= Niccolo Cosme =

Niccolo Cosme (born May 15, 1980, in Cavite, Philippines) is a conceptual photographer based in Manila, Philippines. His father is Caesar Colet Cosme, a television writer and director.

He was part of Celebrity Duets: Philippine Edition Season 3, an interactive reality based singing contest which was produced by Fremantle Media and Simon Cowell which also produced the original version in the United States. The Philippine edition was broadcast in GMA 7

==Advocacy==
An outspoken LGBT activist he hosted the "I Am Not Immoral" photo exhibition to protest against the exclusion of the LGBT "Ang Ladlad" list from elections in 2010. Cosme is also an HIV/AIDS awareness advocate; he started The Red Whistle campaign in 2011 to raise awareness and understanding of HIV/AIDS in the Philippines.

==Awards and recognition==
His interest in Christian iconography won him the international photographic competition by the Professional Photographers of America held in Korea in 2011.

In February 2012, Cosme received the Ani ng Dangal or "Harvest of Honors" together with 32 other Filipino artists from different fields by the National Commission for Culture and the Arts.

==Career==

=== Project Headshot Clinic ===
In 2007, Cosme started "Project Headshot Clinic", a digital concept that merges profile photos used online with advertisement and/or advocacies. He sees profile photos as "online billboards" which caught the attention of some of the big brands in the Philippines and international entities such as the Joint United Nations Programme on HIV/AIDS (UNAIDS). In 2008, he took this project to other countries such as Vietnam, Cambodia and Macau. He also conceptualized and produced a series he called "COSME XXX" in 2010 as his personal tribute to "pain", one of his greatest inspirations. This series featured a number of images inspired by Christian Iconography such as the Madonna, the Crucifixion and the Pieta. In May 2011, he collaborated with the Department of Foreign Affairs (Philippines), FSI (Foreign Service Institute), ACHIEVE (Action for Health Initiatives, Inc.) and UNDP (United Nations Development Program) with his photo exhibit "Resplendor" (Blinding Light), a series depicting the different realities of HIV/AIDS in the Philippines.
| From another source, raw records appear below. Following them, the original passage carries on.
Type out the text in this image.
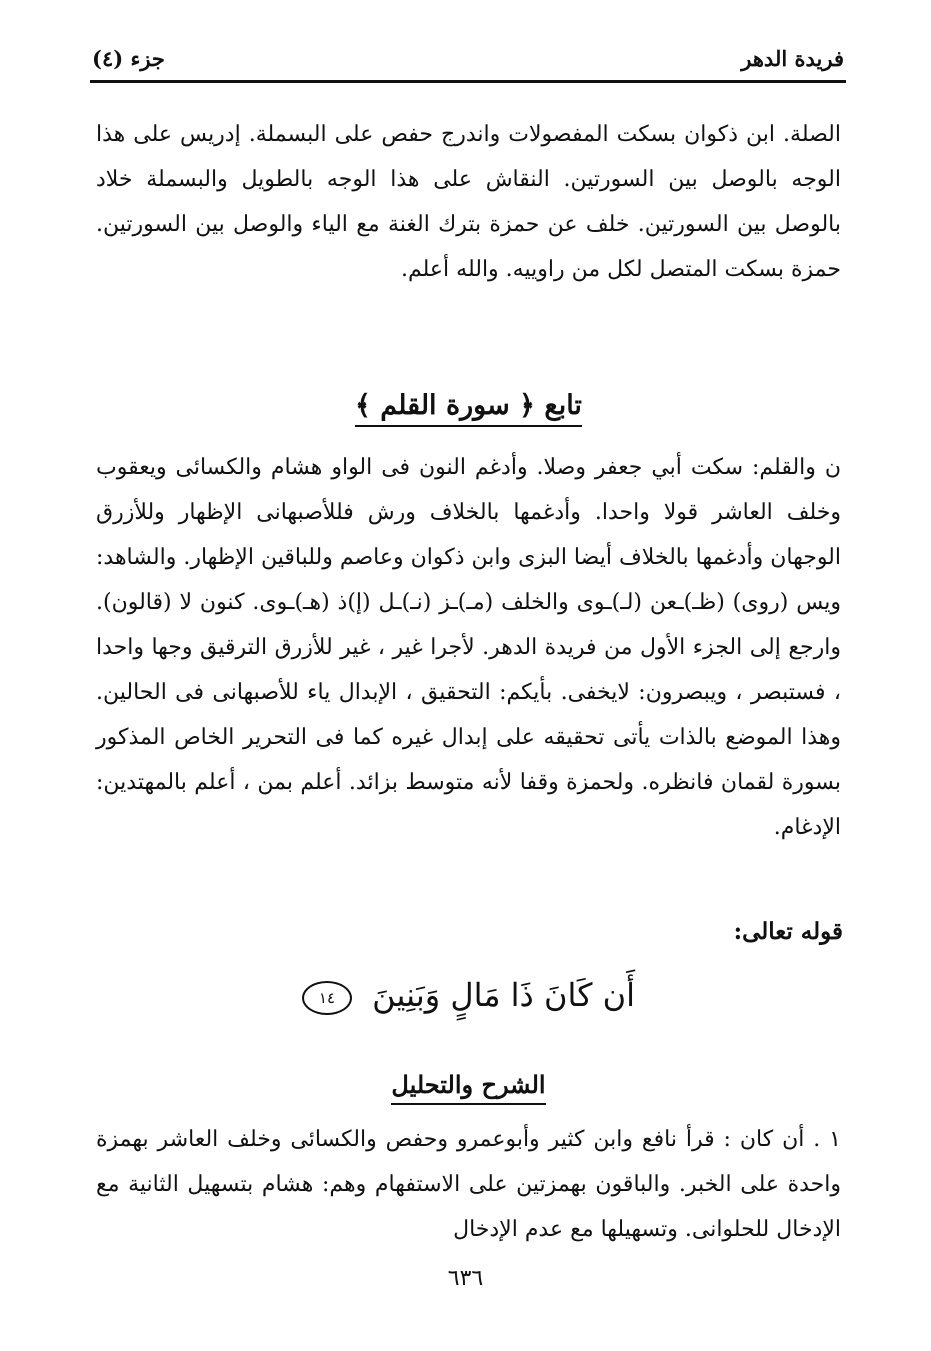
فريدة الدهر
جزء (٤)

الصلة. ابن ذكوان بسكت المفصولات واندرج حفص على البسملة. إدريس على هذا الوجه بالوصل بين السورتين. النقاش على هذا الوجه بالطويل والبسملة خلاد بالوصل بين السورتين. خلف عن حمزة بترك الغنة مع الياء والوصل بين السورتين. حمزة بسكت المتصل لكل من راوييه. والله أعلم.

تابع ﴿ سورة القلم ﴾

ن والقلم: سكت أبي جعفر وصلا. وأدغم النون فى الواو هشام والكسائى ويعقوب وخلف العاشر قولا واحدا. وأدغمها بالخلاف ورش فللأصبهانى الإظهار وللأزرق الوجهان وأدغمها بالخلاف أيضا البزى وابن ذكوان وعاصم وللباقين الإظهار. والشاهد: ويس (روى) (ظـ)ـعن (لـ)ـوى والخلف (مـ)ـز (نـ)ـل (إ)ذ (هـ)ـوى. كنون لا (قالون). وارجع إلى الجزء الأول من فريدة الدهر. لأجرا غير ، غير للأزرق الترقيق وجها واحدا ، فستبصر ، ويبصرون: لايخفى. بأيكم: التحقيق ، الإبدال ياء للأصبهانى فى الحالين. وهذا الموضع بالذات يأتى تحقيقه على إبدال غيره كما فى التحرير الخاص المذكور بسورة لقمان فانظره. ولحمزة وقفا لأنه متوسط بزائد. أعلم بمن ، أعلم بالمهتدين: الإدغام.

قوله تعالى:
أَن كَانَ ذَا مَالٍ وَبَنِينَ ١٤
الشرح والتحليل

١ . أن كان : قرأ نافع وابن كثير وأبوعمرو وحفص والكسائى وخلف العاشر بهمزة واحدة على الخبر. والباقون بهمزتين على الاستفهام وهم: هشام بتسهيل الثانية مع الإدخال للحلوانى. وتسهيلها مع عدم الإدخال

٦٣٦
=== Midnight Dream Studio ===
In October 2024, Cosme established Midnight Dream Studio, described by Metro.Style as “the biggest photoshoot studio in the country” and the “largest indoor studio in Metro Manila”.
The 1,000-square-meter creative space, located on the 4th floor of On Top of the Glo, K-Park, Glorietta Mall in Makati, features over 40 dream-themed sets designed to support photography, film, and multimedia productions. The sets are designed to be “interchangeable and evolve with the latest trends”, though some signature spaces remain as permanent fixtures. It serves as a collaborative venue for artists, brands, and content creators, aiming to foster creativity, innovation, and community engagement within the local visual arts industry.

Cosme serves as the owner, creative director, photographer, and Chief Executive Officer of Midnight Dream Studio, handling the creative direction while working with business partners who manage the business side.